British taxpayers to fund $400m in bonuses for bank fined in Libor scandal

The British taxpayers will have plenty of reasons to be furious with this abusive behavior though they won’t have much support for reform, just as we don’t have any support for reform in the US. As Elizabeth Warren has said at the DNC last year, the system is rigged.
In this case, the Royal Bank of Scotland, which is 82% owned by the state, plans to dish out nearly $400 million in bonuses to the very staff who are implicated in the bank owing a nearly $800 million fine for its role in the Libar-rigging scandal.  But the bank is state-owned, so the taxpayers are paying for both the fine, and the bonuses to the people who may be responsible for the bank being fined.
Talk about an entitled group of people. Wow. Funny how entitlements like this are never cut.
George Osborne is braced for a new political backlash over bank bonuses, as state-controlled Royal Bank of Scotland prepares to pay as much as 250 million pounds ($393 million) to staff at an investment banking division heavily implicated in the Libor-rigging scandal.
The chancellor’s discomfort has been amplified by the fact that the bonus round comes just as RBS prepares to settle with US and UK regulators over the Libor scandal with a fine expected to top 500 million pounds.

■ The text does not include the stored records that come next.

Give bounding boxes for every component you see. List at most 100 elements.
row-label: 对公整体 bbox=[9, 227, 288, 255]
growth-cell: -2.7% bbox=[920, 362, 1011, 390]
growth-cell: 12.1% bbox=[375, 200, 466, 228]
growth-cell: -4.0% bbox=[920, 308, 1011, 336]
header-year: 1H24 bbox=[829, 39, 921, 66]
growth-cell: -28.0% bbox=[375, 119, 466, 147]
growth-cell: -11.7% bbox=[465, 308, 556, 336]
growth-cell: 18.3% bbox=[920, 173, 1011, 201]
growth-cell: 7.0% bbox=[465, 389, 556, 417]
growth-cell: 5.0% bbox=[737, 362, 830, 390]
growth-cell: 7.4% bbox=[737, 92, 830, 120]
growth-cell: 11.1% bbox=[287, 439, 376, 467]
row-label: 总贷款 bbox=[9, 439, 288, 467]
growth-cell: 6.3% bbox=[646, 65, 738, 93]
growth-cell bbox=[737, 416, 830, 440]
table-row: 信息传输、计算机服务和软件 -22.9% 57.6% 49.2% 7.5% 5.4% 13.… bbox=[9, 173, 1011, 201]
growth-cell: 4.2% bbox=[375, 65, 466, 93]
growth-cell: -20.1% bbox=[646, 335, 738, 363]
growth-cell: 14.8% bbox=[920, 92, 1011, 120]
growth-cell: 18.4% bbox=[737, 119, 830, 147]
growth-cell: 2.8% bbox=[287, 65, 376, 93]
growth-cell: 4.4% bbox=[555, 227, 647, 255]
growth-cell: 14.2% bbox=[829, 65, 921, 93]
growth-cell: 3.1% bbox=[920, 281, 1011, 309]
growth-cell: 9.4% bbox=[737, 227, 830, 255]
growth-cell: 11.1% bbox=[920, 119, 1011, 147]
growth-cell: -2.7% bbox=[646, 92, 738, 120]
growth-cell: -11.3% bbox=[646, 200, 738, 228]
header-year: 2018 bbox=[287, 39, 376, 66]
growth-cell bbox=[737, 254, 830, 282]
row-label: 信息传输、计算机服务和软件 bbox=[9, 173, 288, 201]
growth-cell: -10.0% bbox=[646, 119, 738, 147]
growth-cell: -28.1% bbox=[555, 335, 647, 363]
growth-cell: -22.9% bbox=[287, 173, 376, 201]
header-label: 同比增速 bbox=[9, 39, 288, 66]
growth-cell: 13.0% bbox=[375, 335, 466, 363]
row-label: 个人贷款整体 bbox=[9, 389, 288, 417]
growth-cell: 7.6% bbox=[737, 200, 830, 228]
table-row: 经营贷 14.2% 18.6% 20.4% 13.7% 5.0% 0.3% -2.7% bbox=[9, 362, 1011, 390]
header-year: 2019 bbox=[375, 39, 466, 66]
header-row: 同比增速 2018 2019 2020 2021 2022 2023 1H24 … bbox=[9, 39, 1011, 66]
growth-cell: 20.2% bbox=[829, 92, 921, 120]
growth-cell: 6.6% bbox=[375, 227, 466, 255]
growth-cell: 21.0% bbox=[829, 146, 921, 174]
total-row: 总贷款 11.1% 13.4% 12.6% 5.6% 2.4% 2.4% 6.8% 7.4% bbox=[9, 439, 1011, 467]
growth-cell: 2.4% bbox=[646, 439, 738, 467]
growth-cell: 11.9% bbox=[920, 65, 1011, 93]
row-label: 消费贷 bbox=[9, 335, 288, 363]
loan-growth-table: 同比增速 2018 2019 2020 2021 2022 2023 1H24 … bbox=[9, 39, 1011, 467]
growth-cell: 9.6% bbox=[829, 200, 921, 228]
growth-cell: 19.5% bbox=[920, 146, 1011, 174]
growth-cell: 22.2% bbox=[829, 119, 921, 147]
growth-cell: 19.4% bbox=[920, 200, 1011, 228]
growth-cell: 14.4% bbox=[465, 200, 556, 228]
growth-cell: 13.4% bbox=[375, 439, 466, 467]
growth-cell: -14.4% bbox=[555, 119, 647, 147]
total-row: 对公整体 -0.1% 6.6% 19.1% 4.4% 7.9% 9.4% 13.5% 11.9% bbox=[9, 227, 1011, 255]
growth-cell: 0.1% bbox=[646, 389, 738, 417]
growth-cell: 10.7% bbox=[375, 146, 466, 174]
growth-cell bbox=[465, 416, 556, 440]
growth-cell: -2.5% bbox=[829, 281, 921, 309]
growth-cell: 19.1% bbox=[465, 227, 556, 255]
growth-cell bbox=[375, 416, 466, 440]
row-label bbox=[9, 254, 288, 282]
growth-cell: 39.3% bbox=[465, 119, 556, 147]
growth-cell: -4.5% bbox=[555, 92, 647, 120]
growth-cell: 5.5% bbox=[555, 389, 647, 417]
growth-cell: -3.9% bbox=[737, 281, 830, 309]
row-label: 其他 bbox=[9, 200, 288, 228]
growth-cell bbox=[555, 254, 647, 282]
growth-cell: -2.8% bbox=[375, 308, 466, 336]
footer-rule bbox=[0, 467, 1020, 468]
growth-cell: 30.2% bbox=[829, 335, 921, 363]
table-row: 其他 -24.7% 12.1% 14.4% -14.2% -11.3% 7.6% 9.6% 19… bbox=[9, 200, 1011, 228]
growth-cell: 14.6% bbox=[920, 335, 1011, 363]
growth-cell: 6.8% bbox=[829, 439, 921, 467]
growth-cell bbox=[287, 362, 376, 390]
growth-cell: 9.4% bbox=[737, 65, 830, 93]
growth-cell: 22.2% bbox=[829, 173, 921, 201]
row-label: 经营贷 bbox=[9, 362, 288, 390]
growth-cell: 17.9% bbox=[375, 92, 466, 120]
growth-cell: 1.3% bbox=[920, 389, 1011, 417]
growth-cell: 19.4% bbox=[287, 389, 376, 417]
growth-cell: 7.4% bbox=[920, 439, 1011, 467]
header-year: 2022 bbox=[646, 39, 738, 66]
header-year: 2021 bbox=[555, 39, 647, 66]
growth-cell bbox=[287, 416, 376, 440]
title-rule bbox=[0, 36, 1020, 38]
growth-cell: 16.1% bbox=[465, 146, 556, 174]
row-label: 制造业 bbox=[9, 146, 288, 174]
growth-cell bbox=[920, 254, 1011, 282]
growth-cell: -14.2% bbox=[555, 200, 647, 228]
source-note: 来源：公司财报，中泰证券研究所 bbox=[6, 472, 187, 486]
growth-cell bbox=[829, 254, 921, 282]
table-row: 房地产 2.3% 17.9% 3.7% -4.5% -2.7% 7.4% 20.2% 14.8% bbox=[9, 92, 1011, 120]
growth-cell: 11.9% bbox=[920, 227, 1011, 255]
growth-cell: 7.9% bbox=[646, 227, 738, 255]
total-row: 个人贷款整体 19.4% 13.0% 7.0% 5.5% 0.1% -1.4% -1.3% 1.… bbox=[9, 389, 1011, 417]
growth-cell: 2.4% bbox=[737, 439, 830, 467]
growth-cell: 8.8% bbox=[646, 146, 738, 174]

The taxpayer will effectively be paying RBS investment bankers about 250 million pounds in bonuses, while simultaneously footing the bill for the bank’s abuse of Libor over a number of years up to 2010.
The majority of the Libor fine will be paid to US authorities. Although negotiations are not yet complete, those close to the talks say the British taxpayer could end up sending a check for more than 400 million pounds across the Atlantic. The bank, which is 82 per cent state-owned, is expected to pay about 100 million pounds to the Financial Services Authority.